Vele keren politieke peilingen en andere toepassingen van statistieken vermeld hun resultaten met een foutmarge. Het is niet ongewoon om te zien dat in een opiniepeiling wordt gesteld dat er bij een bepaald percentage respondenten steun is voor een issue of kandidaat, plus en min een bepaald percentage. Het is deze plus- en min-term die de foutmarge is. Maar hoe wordt de foutmarge berekend? Voor een eenvoudige willekeurige steekproef van een voldoende grote populatie is de marge of fout eigenlijk slechts een herformulering van de omvang van de steekproef en het niveau van vertrouwen dat wordt gebruikt.

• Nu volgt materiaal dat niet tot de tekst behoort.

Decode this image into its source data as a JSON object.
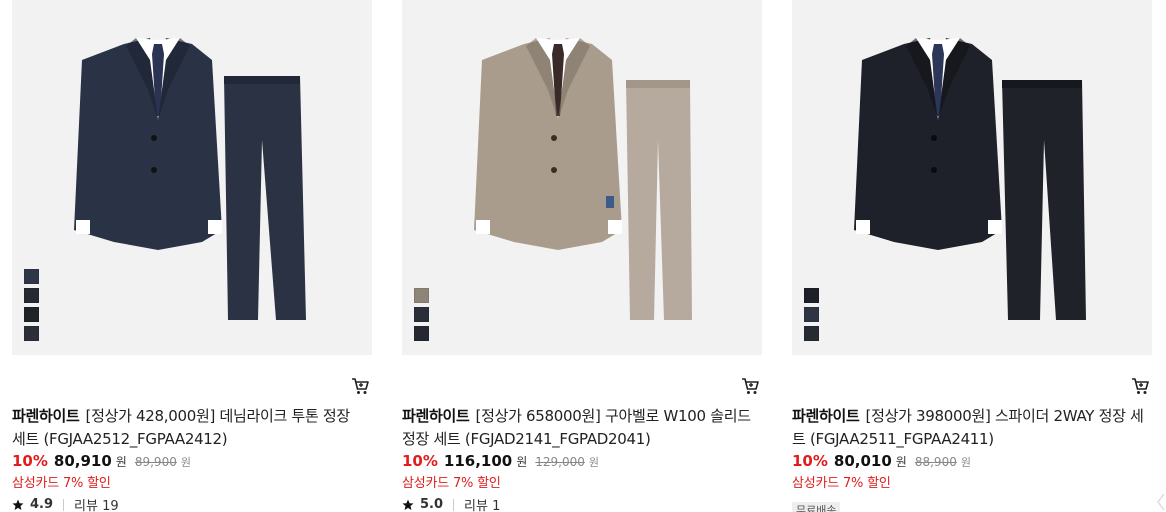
{
  "products": [
    {
      "brand": "파렌하이트",
      "name": "[정상가 428,000원] 데님라이크 투톤 정장 세트 (FGJAA2512_FGPAA2412)",
      "discount": "10%",
      "price": "80,910",
      "currency": "원",
      "original_price": "89,900",
      "original_currency": "원",
      "card_promo": "삼성카드 7% 할인",
      "rating": "4.9",
      "reviews": "리뷰 19",
      "jacket_color": "#2a3346",
      "pants_color": "#2b3244",
      "swatches": [
        "#2e3648",
        "#262a33",
        "#1f2229",
        "#2b2f38"
      ]
    },
    {
      "brand": "파렌하이트",
      "name": "[정상가 658000원] 구아벨로 W100 솔리드 정장 세트 (FGJAD2141_FGPAD2041)",
      "discount": "10%",
      "price": "116,100",
      "currency": "원",
      "original_price": "129,000",
      "original_currency": "원",
      "card_promo": "삼성카드 7% 할인",
      "rating": "5.0",
      "reviews": "리뷰 1",
      "jacket_color": "#a99c8c",
      "pants_color": "#b5aa9d",
      "swatches": [
        "#8e8478",
        "#2a2e38",
        "#252832"
      ]
    },
    {
      "brand": "파렌하이트",
      "name": "[정상가 398000원] 스파이더 2WAY 정장 세트 (FGJAA2511_FGPAA2411)",
      "discount": "10%",
      "price": "80,010",
      "currency": "원",
      "original_price": "88,900",
      "original_currency": "원",
      "card_promo": "삼성카드 7% 할인",
      "badge": "무료배송",
      "jacket_color": "#1e2129",
      "pants_color": "#1f2229",
      "swatches": [
        "#1e2027",
        "#2f3444",
        "#262a33"
      ]
    }
  ]
}
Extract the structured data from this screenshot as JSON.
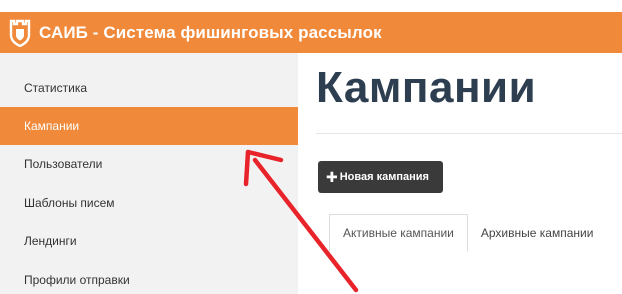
{
  "header": {
    "title": "САИБ - Система фишинговых рассылок",
    "logo_icon": "shield-icon",
    "color": "#f0893a"
  },
  "sidebar": {
    "items": [
      {
        "label": "Статистика",
        "active": false
      },
      {
        "label": "Кампании",
        "active": true
      },
      {
        "label": "Пользователи",
        "active": false
      },
      {
        "label": "Шаблоны писем",
        "active": false
      },
      {
        "label": "Лендинги",
        "active": false
      },
      {
        "label": "Профили отправки",
        "active": false
      }
    ]
  },
  "main": {
    "page_title": "Кампании",
    "new_button_label": "Новая кампания",
    "new_button_icon": "plus-icon",
    "tabs": [
      {
        "label": "Активные кампании",
        "active": true
      },
      {
        "label": "Архивные кампании",
        "active": false
      }
    ]
  },
  "annotation": {
    "arrow_color": "#e8232a"
  }
}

De formule voor de foutmarge
In wat volgt zullen we de formule gebruiken voor de foutmarge. We zullen plannen voor het ergste geval, waarbij we geen idee hebben wat het echte niveau van ondersteuning is van de problemen in onze peiling. Als we enig idee hadden over dit aantal, mogelijk via eerdere polling-gegevens, zouden we een kleinere foutmarge krijgen.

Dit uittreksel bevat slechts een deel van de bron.